December 2, 2018

Sunflower: AZT22 - Death Mud Strikes Again

Mike and I were back at it again, up to Sunflower to knock out a portion of our Four Peaks bikepack that we aborted. The weather was looking a bit iffy, but we decided to give it a go in hopes of clearing any catclaw & Manzanita along the way.

Our planned route would take us from Sunflower onto the Arizona Trail for a few miles before climbing FR201 to the Goldridge trail. This would then lead us down to our vehicle at the Deer Creek trailhead south of Rye.
Almost ripe for the pickin'!!

Nice signage at the Sunflower trailhead.

Short connector trail leads across Sycamore Creek to the AZT. I've always encountered water here.

Linking in to the AZT at the tail end of Passage 21.
We rolled under AZ87 and the trail corridor was surprisingly clear of poking vegetation. A few short rubbly ups and downs ensued as we began to distance ourselves from the road.
Vintage AZT sticker. 'Border-To-Border 750 Miles'

So far the trail was riding great, hero dirt actually. The weather was holding off too.

In the distance it appeared the clouds were pushing off and the skies might clear.
Then it happened. The singletrack ended after we went through a gate and the AZT morphed onto a jeep road. At first it was fine, then that awful feeling of slowing tires met by the audible ting, ting, ting of rocks pelting my frame meant only one thing: Death Mud!!! Ack!! We ground to a halt.

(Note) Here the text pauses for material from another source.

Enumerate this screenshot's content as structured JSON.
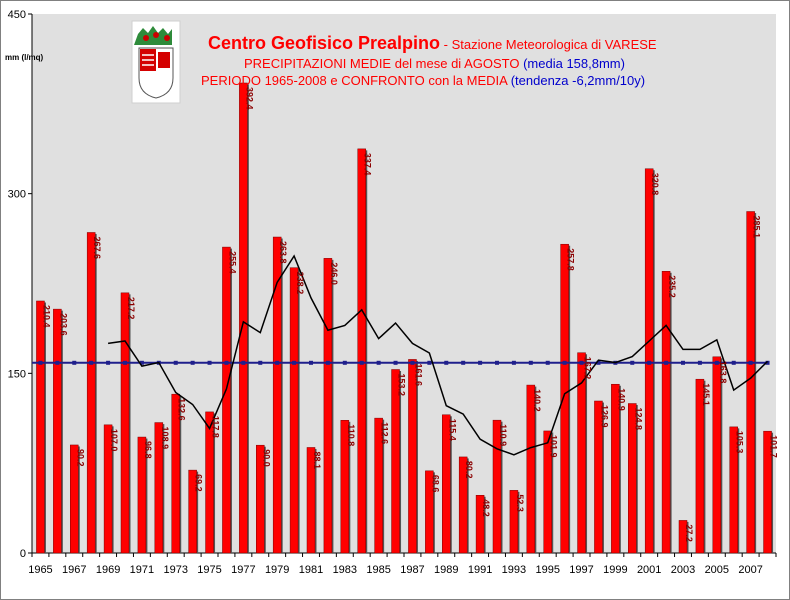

I immediately began looking for a sizable stick to begin scraping while Mike wasn't quite sure what was going on. It was his first encounter with the peanut butter, cookie dough, death mud or whatever you want to call it. We tried picking different lines to ride, but all were short lived.
The patented Death Mud position. Photo by Mike.

It's not just mud, it's rocks, sticks, grass or whatever you happen to roll over. Photo by Mike.
I was hopeful it would end soon, but couldn't quite recall how long the jeep road section was. We still had a few miles before a short bit of pavement too. I began scouring the topo maps and aerials of the region in hopes of finding a short bailout to the road where we could continue on to FR201. At the very least to see if it was rideable.

It looked like there was a drainage between two properties about 1/4 mile back, so we backtracked through the muck. Lots of scraping followed, but we eventually reached a possible bailout. This didn't last long as it abruptly led us to a 'No Trespassing' sign and no other alternative. On to Plan B.

The next drainage looked much more promising, marginally rideable due to tons of river rock, but we made progress until we were met by the first in a series of barbed wire fences. We didn't see any signage and knew the road - the old Beeline Hwy - was only a few hundred feet away.
Seems doable. Our road exit is by the tall trees behind my head. Photo by Mike.
We climbed over, under and through the fences on our quest for pavement. Then we spotted what looked like a Roman Aqueduct. What the...

Not something I'd expect to see out here. Looks to be more for show than anything else.
By now we were just about in the clear, but heard a dog barking to our right. Sounded kinda big, so we veered left and climbed one last hurdle out to the road.

We then decided to stay with our plan and see how FR201 looked. The old Beeline is closed to through traffic by a series of earthen berms, so I wasn't surprised to see a giant 'Road Closed' sign up ahead. What did surprise me were the padlocks, Private Property & No Trespassing signs posted. Huh? I had ridden through here before without issue. I guess since the road is closed the rancher decided to reclaim his land??

Right about then the weather began turning colder as we flipped around. We decided our 8 mile adventure was enough for the day and called it quits. We'll have to make a return trip in the spring for a proper ride.

Cruising back to Sunflower via old Beeline Hwy. I remember driving this route in the early 90's heading to Payson. Photo by Mike.
Thanks again for tagging along, Mike. I'm sure we'll find a way to keep the adventure meter pegged on the next outing!!